His opinion of her was obviously at rock bottom, she thought miserably as she turned her head and stared out of the window while she struggled for control.
He slowed down to take an icy corner. ‘You make it sound as though your entire married life has been one big sacrifice.’
‘No.’ Confident that she was back in control again, she turned her head and studied his hard, handsome profile. She loved him so much. Despite everything, she completely adored him and always would. ‘That isn’t how it is. The children are everything. But there are parts of me that I put to one side while they were small and you can’t blame me for wanting them back now.’
Alessandro was silent, his strong hands gripping the steering-wheel. ‘I had no idea that you missed it so badly.’ His voice was a low growl and she swallowed hard, her anger dissolving to nothing, suddenly desperate to make him understand.
‘Wouldn’t you miss it? If you were the one who had to give it all up, wouldn’t you miss it?’
‘That’s different.’
‘How is it different, Alessandro? Because you’re a man and I’m a woman?’ Her temper boiled up again and she resisted the temptation to thump him hard. ‘Well, I’ve got news for you, my Neanderthal, chauvinistic male, it isn’t different at all! Which marriage rule book says that it’s the woman who has to make all the changes in her life?’

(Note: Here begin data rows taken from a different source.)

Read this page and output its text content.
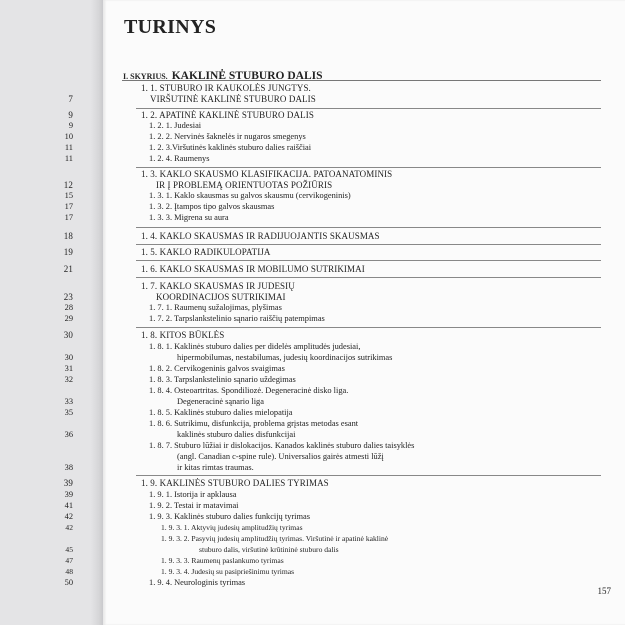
TURINYS
I. SKYRIUS. KAKLINĖ STUBURO DALIS
1. 1. STUBURO IR KAUKOLĖS JUNGTYS.
VIRŠUTINĖ KAKLINĖ STUBURO DALIS
7
1. 2. APATINĖ KAKLINĖ STUBURO DALIS
9
1. 2. 1. Judesiai
9
1. 2. 2. Nervinės šaknelės ir nugaros smegenys
10
1. 2. 3.Viršutinės kaklinės stuburo dalies raiščiai
11
1. 2. 4. Raumenys
11
1. 3. KAKLO SKAUSMO KLASIFIKACIJA. PATOANATOMINIS
IR Į PROBLEMĄ ORIENTUOTAS POŽIŪRIS
12
1. 3. 1. Kaklo skausmas su galvos skausmu (cervikogeninis)
15
1. 3. 2. Įtampos tipo galvos skausmas
17
1. 3. 3. Migrena su aura
17
1. 4. KAKLO SKAUSMAS IR RADIJUOJANTIS SKAUSMAS
18
1. 5. KAKLO RADIKULOPATIJA
19
1. 6. KAKLO SKAUSMAS IR MOBILUMO SUTRIKIMAI
21
1. 7. KAKLO SKAUSMAS IR JUDESIŲ
KOORDINACIJOS SUTRIKIMAI
23
1. 7. 1. Raumenų sužalojimas, plyšimas
28
1. 7. 2. Tarpslankstelinio sąnario raiščių patempimas
29
1. 8. KITOS BŪKLĖS
30
1. 8. 1. Kaklinės stuburo dalies per didelės amplitudės judesiai,
hipermobilumas, nestabilumas, judesių koordinacijos sutrikimas
30
1. 8. 2. Cervikogeninis galvos svaigimas
31
1. 8. 3. Tarpslankstelinio sąnario uždegimas
32
1. 8. 4. Osteoartritas. Spondiliozė. Degeneracinė disko liga.
Degeneracinė sąnario liga
33
1. 8. 5. Kaklinės stuburo dalies mielopatija
35
1. 8. 6. Sutrikimu, disfunkcija, problema grįstas metodas esant
kaklinės stuburo dalies disfunkcijai
36
1. 8. 7. Stuburo lūžiai ir dislokacijos. Kanados kaklinės stuburo dalies taisyklės
(angl. Canadian c-spine rule). Universalios gairės atmesti lūžį
ir kitas rimtas traumas.
38
1. 9. KAKLINĖS STUBURO DALIES TYRIMAS
39
1. 9. 1. Istorija ir apklausa
39
1. 9. 2. Testai ir matavimai
41
1. 9. 3. Kaklinės stuburo dalies funkcijų tyrimas
42
1. 9. 3. 1. Aktyvių judesių amplitudžių tyrimas
42
1. 9. 3. 2. Pasyvių judesių amplitudžių tyrimas. Viršutinė ir apatinė kaklinė
stuburo dalis, viršutinė krūtininė stuburo dalis
45
1. 9. 3. 3. Raumenų paslankumo tyrimas
47
1. 9. 3. 4. Judesių su pasipriešinimu tyrimas
48
1. 9. 4. Neurologinis tyrimas
50
157
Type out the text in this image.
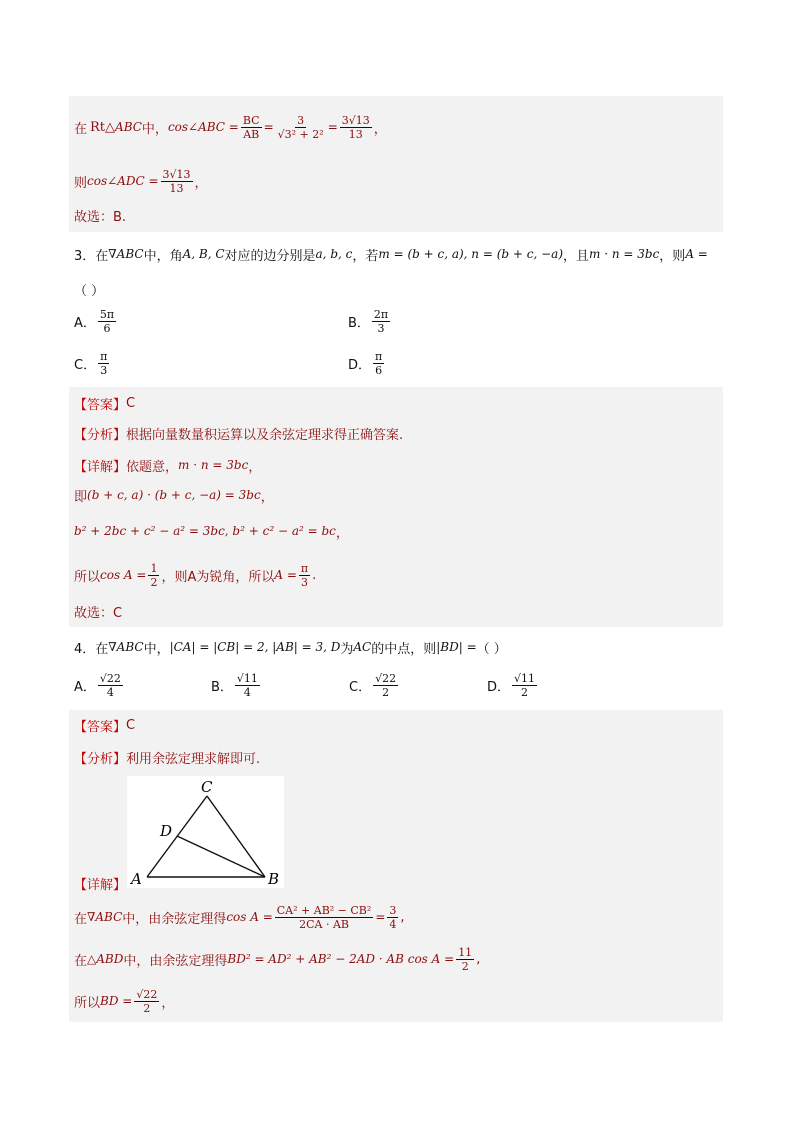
在 Rt△ ABC 中， cos∠ABC = $\frac{BC}{AB} = \frac{3}{\text{√3² + 2²}} = \frac{3√13}{13}$ ，
则 cos∠ADC = $\frac{3√13}{13}$ ，
故选：B.
3．在 ∇ABC 中，角 A, B, C 对应的边分别是 a, b, c ，若 m = (b + c, a), n = (b + c, −a) ，且 m · n = 3bc ，则 A =
（ ）
A． $\frac{5\pi}{6}$	B． $\frac{2\pi}{3}$
C． $\frac{\pi}{3}$	D． $\frac{\pi}{6}$
【答案】 C
【分析】 根据向量数量积运算以及余弦定理求得正确答案.
【详解】 依题意， m · n = 3bc ，
即 (b + c, a) · (b + c, −a) = 3bc ，
b² + 2bc + c² − a² = 3bc, b² + c² − a² = bc ，
所以 $\cos A = \frac{1}{2}$ ，则A为锐角，所以 $A = \frac{\pi}{3}$ .
故选：C
4．在 ∇ABC 中， |CA| = |CB| = 2, |AB| = 3, D 为 AC 的中点，则 |BD| = （ ）
A． $\frac{√22}{4}$	B． $\frac{√11}{4}$	C． $\frac{√22}{2}$	D． $\frac{√11}{2}$
【答案】 C
【分析】 利用余弦定理求解即可.
C
D
A	B
【详解】
在 ∇ABC 中，由余弦定理得 $\cos A = \frac{\text{CA² + AB² − CB²}}{2CA \cdot AB} = \frac{3}{4}$ ,
在 △ABD 中，由余弦定理得 BD² = AD² + AB² − 2AD · AB $\cos A = \frac{11}{2}$ ,
所以 BD = $\frac{√22}{2}$ ，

He inhaled sharply. ‘You knew when you married me that I wasn’t the sort of man who could stay at home and change nappies, but if you’d wanted a nanny you could have said so.’

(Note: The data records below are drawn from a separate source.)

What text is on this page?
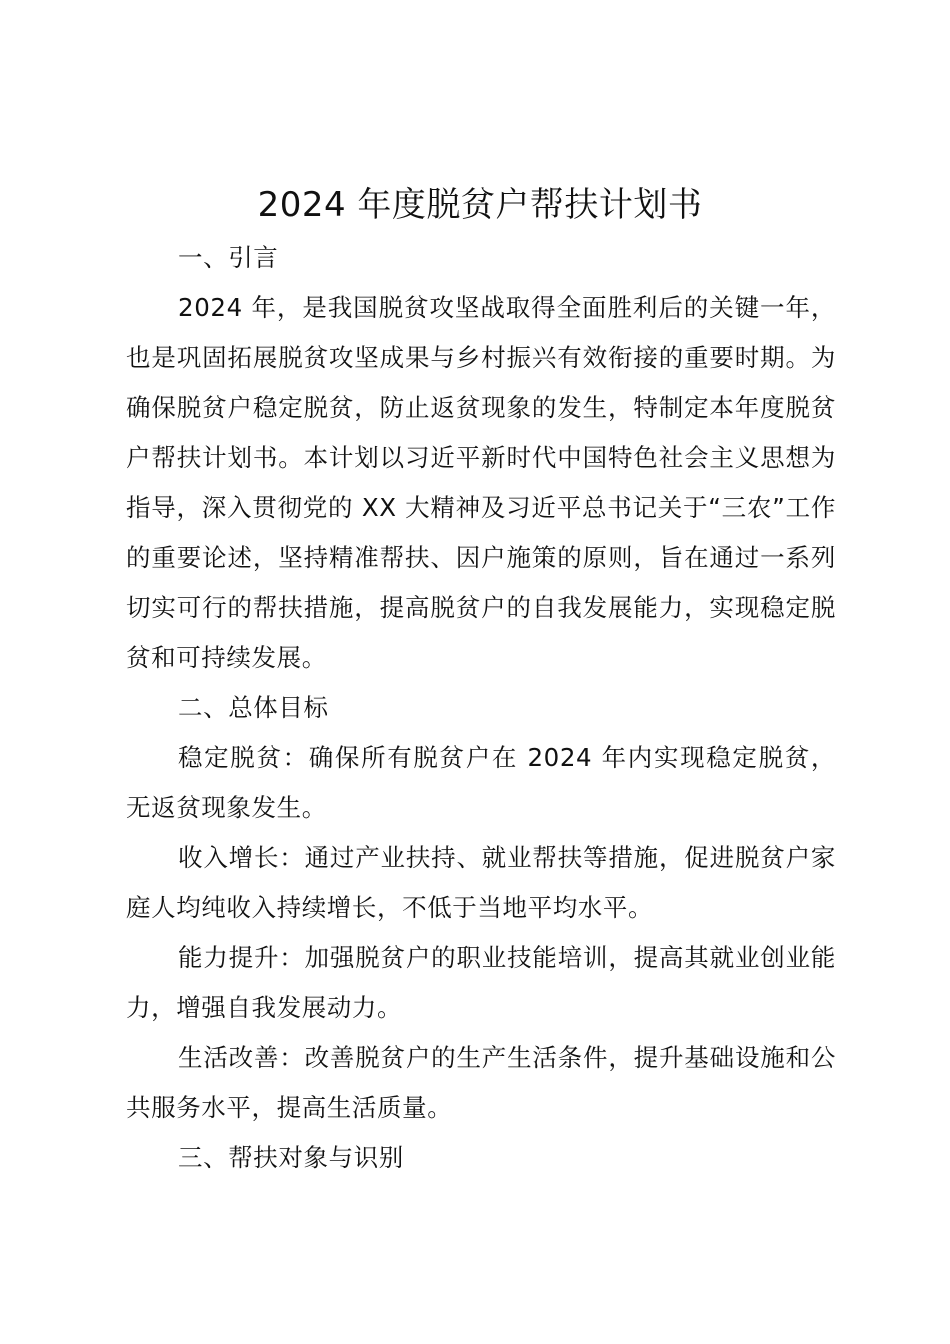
2024 年度脱贫户帮扶计划书

一、引言

2024 年，是我国脱贫攻坚战取得全面胜利后的关键一年，也是巩固拓展脱贫攻坚成果与乡村振兴有效衔接的重要时期。为确保脱贫户稳定脱贫，防止返贫现象的发生，特制定本年度脱贫户帮扶计划书。本计划以习近平新时代中国特色社会主义思想为指导，深入贯彻党的 XX 大精神及习近平总书记关于“三农”工作的重要论述，坚持精准帮扶、因户施策的原则，旨在通过一系列切实可行的帮扶措施，提高脱贫户的自我发展能力，实现稳定脱贫和可持续发展。

二、总体目标

稳定脱贫：确保所有脱贫户在 2024 年内实现稳定脱贫，无返贫现象发生。

收入增长：通过产业扶持、就业帮扶等措施，促进脱贫户家庭人均纯收入持续增长，不低于当地平均水平。

能力提升：加强脱贫户的职业技能培训，提高其就业创业能力，增强自我发展动力。

生活改善：改善脱贫户的生产生活条件，提升基础设施和公共服务水平，提高生活质量。

三、帮扶对象与识别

‘I didn’t want a nanny! I wanted to be the one to raise our children.’ She was shouting now, shouting as she zipped up her jacket and reached for her gloves. ‘But I’m allowed to be honest about missing some bits of my old life. And I’m also allowed to see if I want some of those bits back now that the children are older. Is that really asking too much?’
Alessandro flicked the indicator and pulled into the car park at the mountain rescue base. Then he switched off the engine and sat staring into the freezing cold December day, his handsome face blank of expression. ‘No,’ he said finally. ‘It isn’t asking too much.’
‘When we first met, we were doing the same things,’ she said, suddenly desperate to say the things that had been building inside her for months. ‘We were on the same path. But somehow that’s all changed. You’ve gone on ahead and I’ve been left behind.’
He turned towards her. ‘Is that how you see it?’
‘No,’ she said quietly. ‘It’s just how it is.’
She wanted to ask where that left their relationship but he seemed so distant and icily remote that she didn’t know what to say and was relieved to see Jake and two other members of the MRT striding across the car park towards them.
‘Oh, great—there’s Jake.’ Grateful for a reason to escape from the chill inside the car, she opened the door and slid out.